When you’ve got three kids and one husband home sick, there’s not much you can do, except mindless tasks like folding laundry and cleaning out drawers. It was when I was organizing the children’s bookshelves that I came across Corrie and the Yankee by Mimi Cooper Levy.
I have this book because it was written by a teacher of my mother’s back in 1959. I hadn’t looked at it a long time and completely forgot about the back cover. Here’s what it reads. My mother is Jill.
Mimi Cooper Levy lives in New York City and has taught almost every grade in the public schools from first through junior high. For the last few years she has been a teacher at the famous Little Red Schoolhouse.
While she was teaching a fifth-grade class Jill, one of her pupils, complained that in books of adventure it was almost always a boy who did anything of importance. Miss Levy promised Jill that she would write a story about a girl doing “lots of brave and stirring things.”
It was some time before the promise could be realized, because Miss Levy was then deeply absorbed in research to find material for young readers on Negro history. However, during this research she came across stories about slave families like Corrie’s, and Corrie and the Yankee began to take shape in her mind.
Mimi Levy says, “As soon as I was able, I set to work to write it down–for Jill, and John too, and all the children who used to enjoy listening to my stories. I hope other children will like Corrie too.
It’s remarkable to me that so many years ago– when editors described a female writer as “Miss” and used “Negro” for African-Americans– my mother was complaining about the same thing I’m blogging about right now, that my own fifth grade daughter is experiencing today. How many girls have sat in classrooms over how many years and wondered why female heroes go missing? How many spoke up to their teachers? How many teachers wrote about it? How many girls grew up to write their own stories?

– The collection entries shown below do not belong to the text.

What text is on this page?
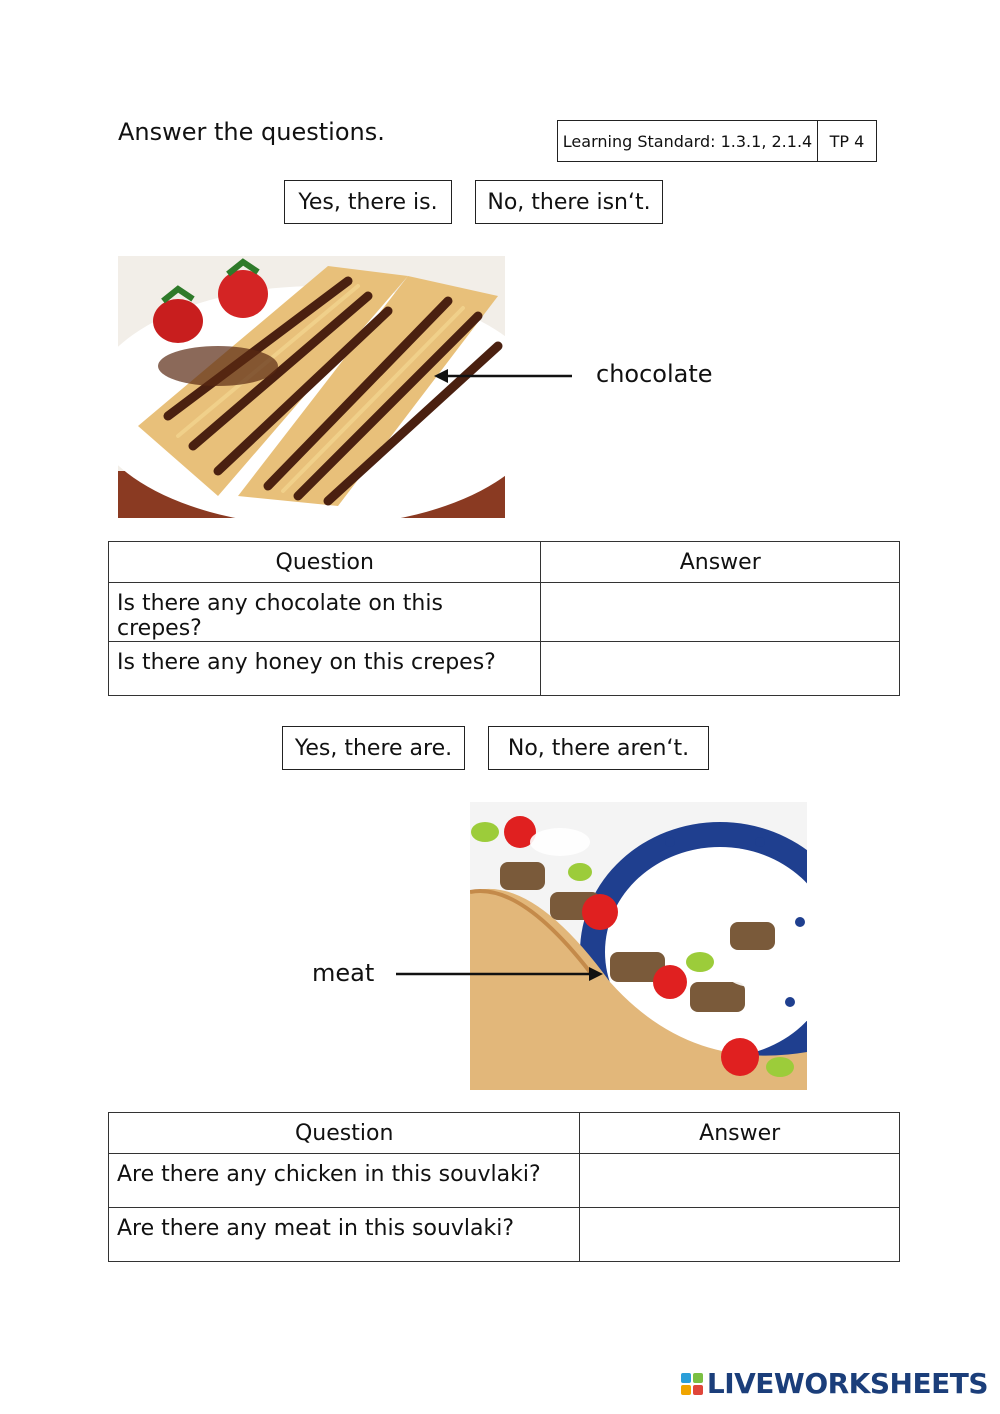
Answer the questions.	Learning Standard: 1.3.1, 2.1.4	TP 4
Yes, there is.	No, there isn‘t.
chocolate
Question	Answer
Is there any chocolate on this crepes?	
Is there any honey on this crepes?	
Yes, there are.	No, there aren‘t.
meat
Question	Answer
Are there any chicken in this souvlaki?	
Are there any meat in this souvlaki?	
LIVEWORKSHEETS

It drives me crazy when I hear people say that girls are totally willing to see movies and read stories about boys, while boys supposedly aren’t interested in seeing movies or reading stories about girls. The truth is that all kids are trained, from birth, that stories about boys are important and for everyone, while stories about girls are trivial and only for girls.
The year is 2014. All kids need to experience narratives where girls do “lots of brave and stirring things.” Can we all help them to that? Parents, please seek out books and movies, apps and games that feature female characters with power and agency. Miss Representation has taught the world, “If you can’t see it, you can’t be it,” but if you can’t even imagine it, that’s the worst of all.